SOĞUTMA-GÜÇ DEVRESİ ELEMANLARI

Nükleer reaktörlerde güç üretiminin gerçekleşmesinde kullanılan makineler güç devresinin elemanlarını oluşturur. Basınç kabı, basınç ayarlayıcı, buhar üreteci, pompalar, buhar türbini, jeneratör grubu ve yoğuşturucu en göze çarpan güç devresi elemanlarıdır.
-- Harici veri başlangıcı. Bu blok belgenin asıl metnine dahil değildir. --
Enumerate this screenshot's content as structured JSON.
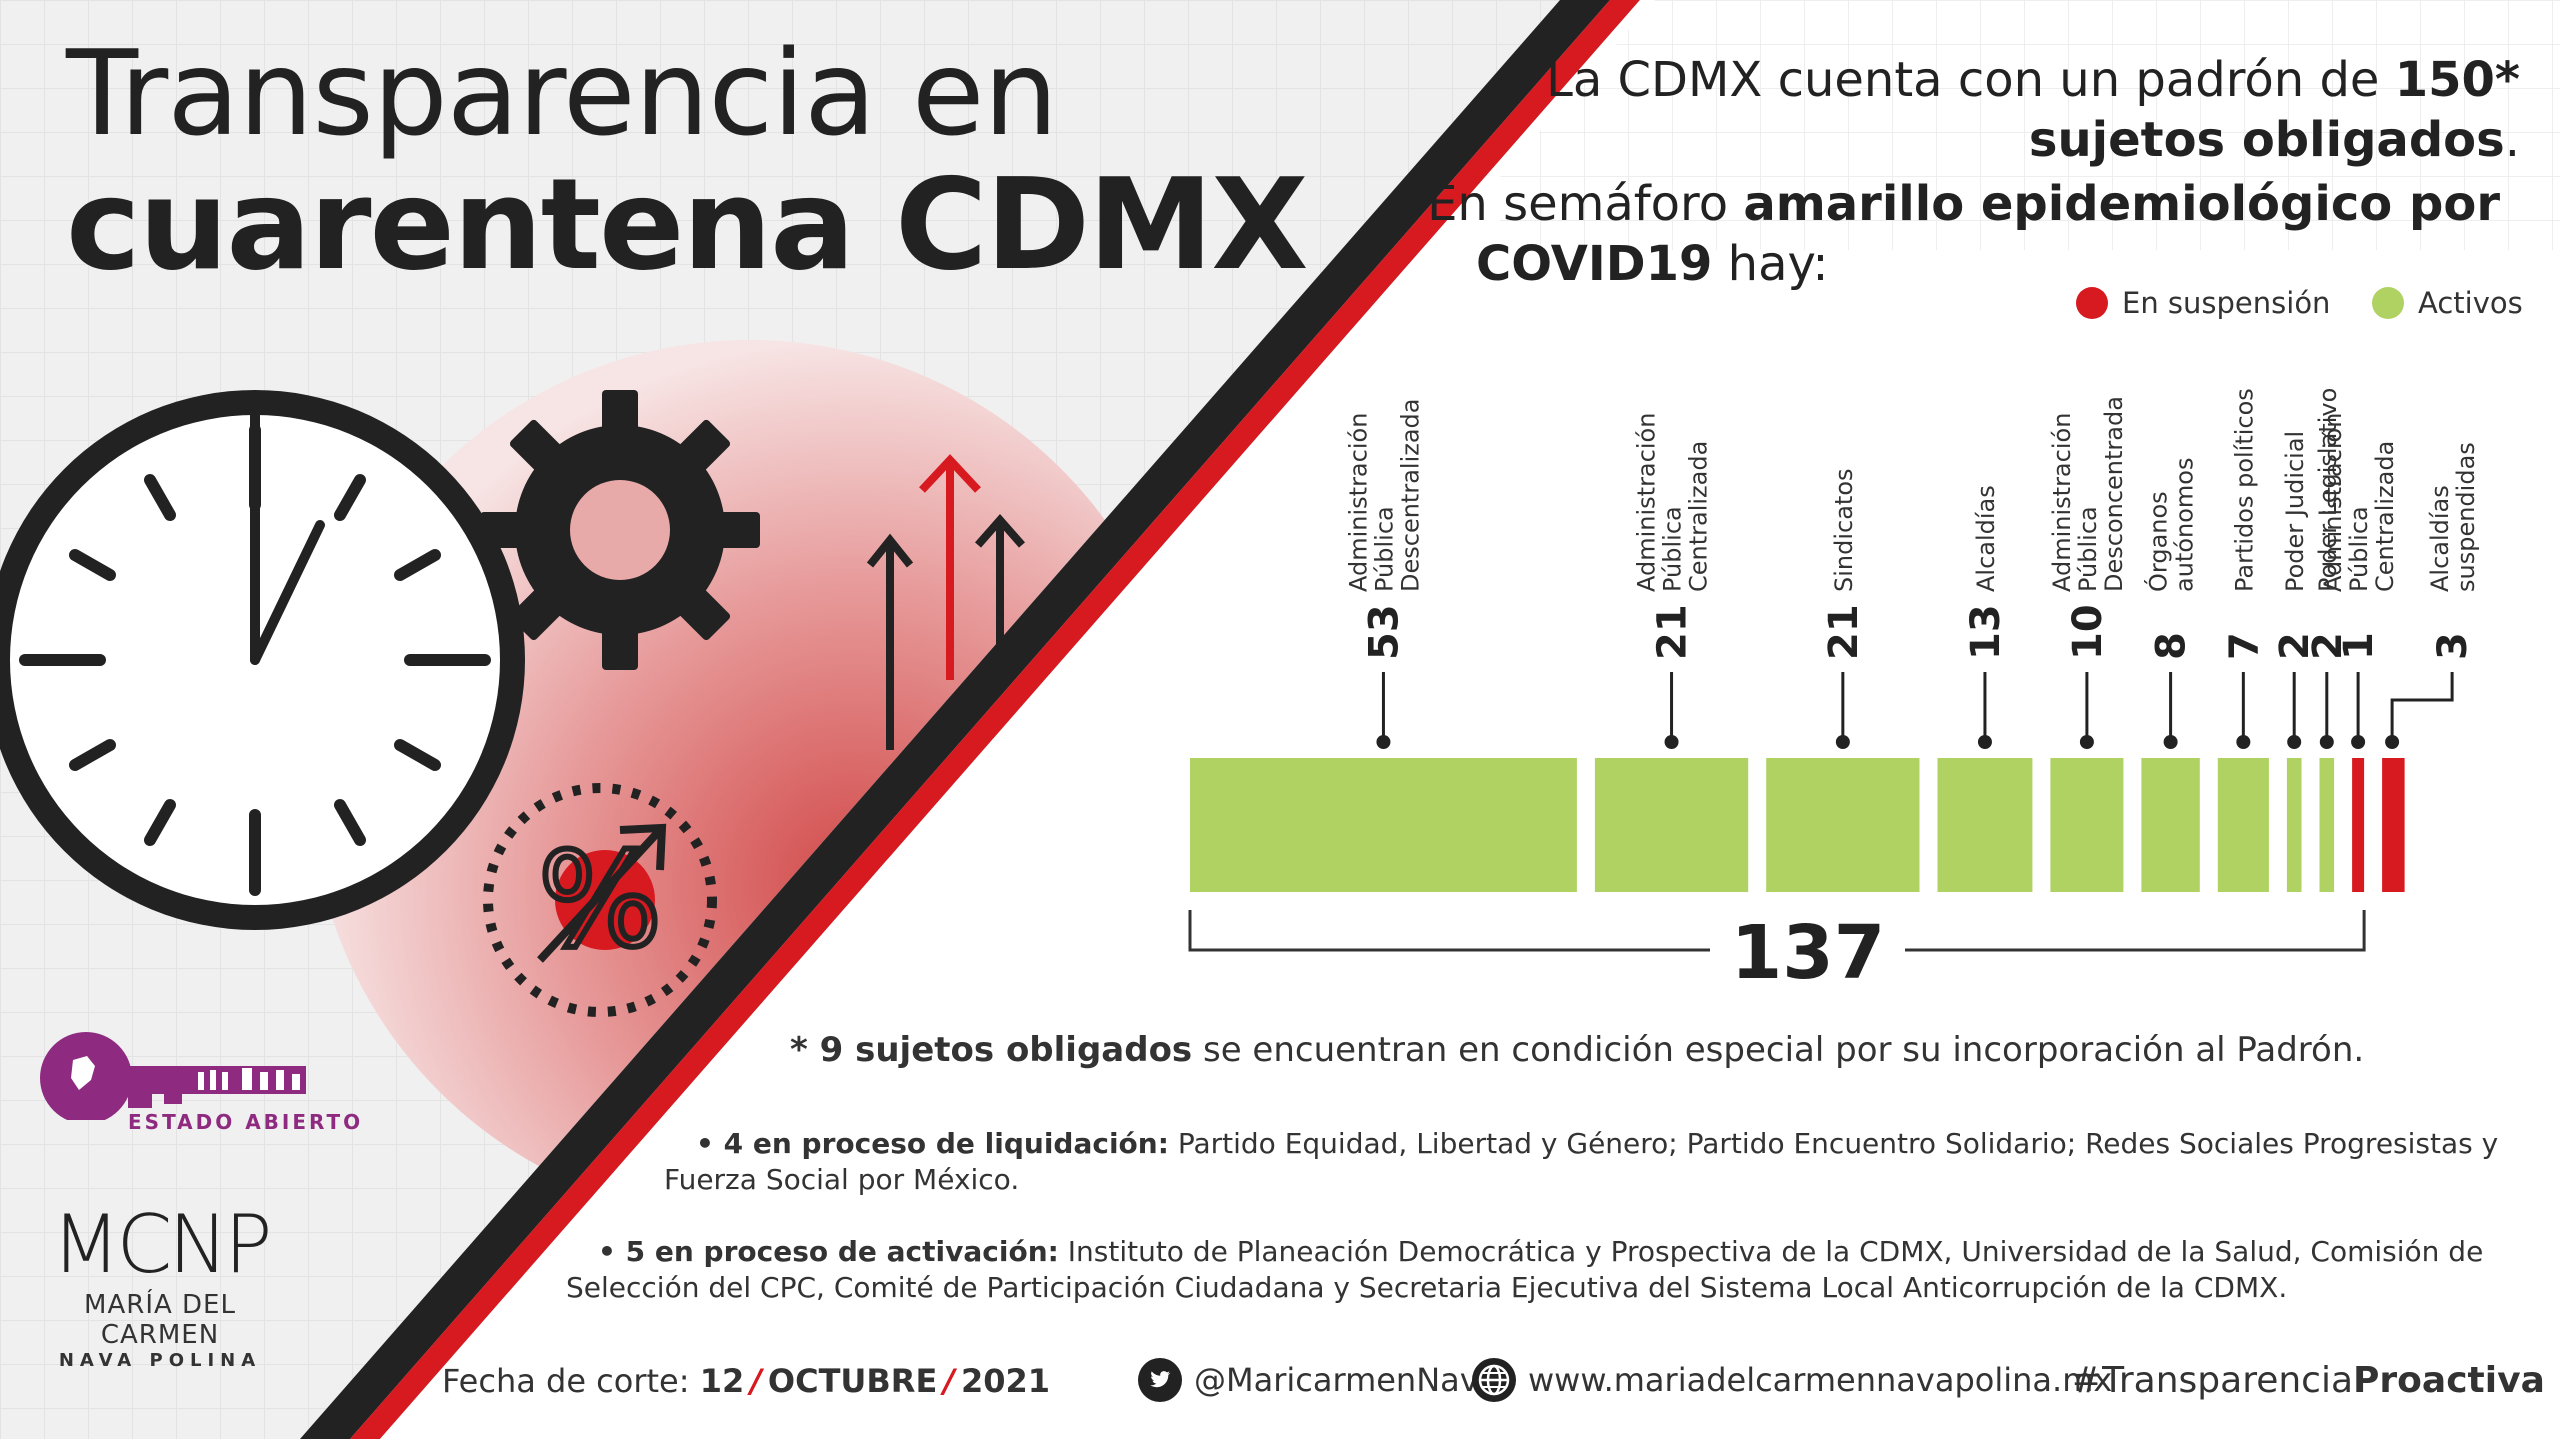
{
  "title": {
    "line1": "Transparencia en",
    "line2": "cuarentena CDMX"
  },
  "intro": {
    "l1_pre": "La CDMX cuenta con un padrón de ",
    "l1_bold": "150*",
    "l2_bold": "sujetos obligados",
    "l2_post": ".",
    "l3_pre": "En semáforo ",
    "l3_bold": "amarillo epidemiológico por",
    "l4_bold": "COVID19",
    "l4_post": " hay:"
  },
  "legend": {
    "suspended": "En suspensión",
    "active": "Activos"
  },
  "colors": {
    "active": "#afd263",
    "suspended": "#d71920",
    "dark": "#222222"
  },
  "chart_data": {
    "type": "bar",
    "orientation": "stacked-horizontal",
    "categories": [
      "Administración Pública Descentralizada",
      "Administración Pública Centralizada",
      "Sindicatos",
      "Alcaldías",
      "Administración Pública Desconcentrada",
      "Órganos autónomos",
      "Partidos políticos",
      "Poder Judicial",
      "Poder Legislativo",
      "Administración Pública Centralizada",
      "Alcaldías suspendidas"
    ],
    "label_lines": [
      [
        "Administración",
        "Pública",
        "Descentralizada"
      ],
      [
        "Administración",
        "Pública",
        "Centralizada"
      ],
      [
        "Sindicatos"
      ],
      [
        "Alcaldías"
      ],
      [
        "Administración",
        "Pública",
        "Desconcentrada"
      ],
      [
        "Órganos",
        "autónomos"
      ],
      [
        "Partidos políticos"
      ],
      [
        "Poder Judicial"
      ],
      [
        "Poder Legislativo"
      ],
      [
        "Administración",
        "Pública",
        "Centralizada"
      ],
      [
        "Alcaldías",
        "suspendidas"
      ]
    ],
    "values": [
      53,
      21,
      21,
      13,
      10,
      8,
      7,
      2,
      2,
      1,
      3
    ],
    "status": [
      "active",
      "active",
      "active",
      "active",
      "active",
      "active",
      "active",
      "active",
      "active",
      "suspended",
      "suspended"
    ],
    "total_label": "137",
    "legend_placement": "top-right"
  },
  "notes": {
    "main_bold": "* 9 sujetos obligados",
    "main_rest": " se encuentran en condición especial por su incorporación al Padrón.",
    "liq_bold": "• 4 en proceso de liquidación:",
    "liq_rest": " Partido Equidad, Libertad y Género; Partido Encuentro Solidario; Redes Sociales Progresistas y Fuerza Social por México.",
    "act_bold": "• 5 en proceso de activación:",
    "act_rest": " Instituto de Planeación Democrática y Prospectiva de la CDMX, Universidad de la Salud, Comisión de Selección del CPC, Comité de Participación Ciudadana y Secretaria Ejecutiva del Sistema Local Anticorrupción de la CDMX."
  },
  "footer": {
    "date_label": "Fecha de corte:",
    "day": "12",
    "month": "OCTUBRE",
    "year": "2021",
    "twitter": "@MaricarmenNava",
    "website": "www.mariadelcarmennavapolina.mx",
    "hashtag_pre": "#Transparencia",
    "hashtag_bold": "Proactiva"
  },
  "brand": {
    "estado_abierto": "ESTADO ABIERTO",
    "monogram": "MCNP",
    "name": "MARÍA DEL CARMEN",
    "surname": "NAVA POLINA"
  },
  "icons": [
    "clock-icon",
    "gear-icon",
    "percent-icon",
    "arrows-up-icon",
    "twitter-icon",
    "globe-icon",
    "key-logo-icon"
  ]
}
Basınçlı su reaktörü güç devresi elemanları, reaktör kalbini içinde barındıran reaktör kabı ya da reaktör basınç kabından başlar. Nükleer reaktörün yüksek soğutma ihtiyacı, bakım onarım için yedek soğutma devresinin olması gereği ve güvenlik nedeniyle iki ya da dört tane birinci soğutma devresi vardır. Buna karşılık tek bir basınç ayarlayıcı vardır. Reaktörden çıkan yüksek basınç ve sıcaklıktaki soğutucu su, buhar üretilmesi için buhar üreteçlerine gönderilir. Buhar üretecinde reaktörden gelen sıcak su, kendisini soğutan suyu buharlaştırır. Reaktörün gücüne göre birinci soğutma devresi sayısı kadar ( 2 ile 4 arası ) buhar üreteçleri vardır.

GÜÇ ÇEVRİMİ

Güç üretimi açısından baktığımızda nükleer reaktörlerdeki fisyon reaksiyonları ve bu reaksiyonun gerçekleştiği kalp ve tüm donanımlar yalnızca yüksek sıcaklık kaynağının farkını gösterir. Hafif su, ağır su reaktörlerindeki buhar üretiminden sonra çalışan çevrim Rankin'e çevrimidir. Gaz soğutucularda da doğrudan gaz türbini kullanmak yerine yüksek sıcaklıkta gaz grafit reaktörlerdeki gibi bir soğutma suyu kullanılarak yine buhar çevrimine geçilmektedir.

Termodinamik bir çevrim olan Rankine çevrimi buhar kullanılan enerji santralleri için ideal bir çevrimdir. Rankine çevriminin adımları dört aşamada gösterilir ve her adımda çalışan akışkanın hal değişimleri ifade edilir.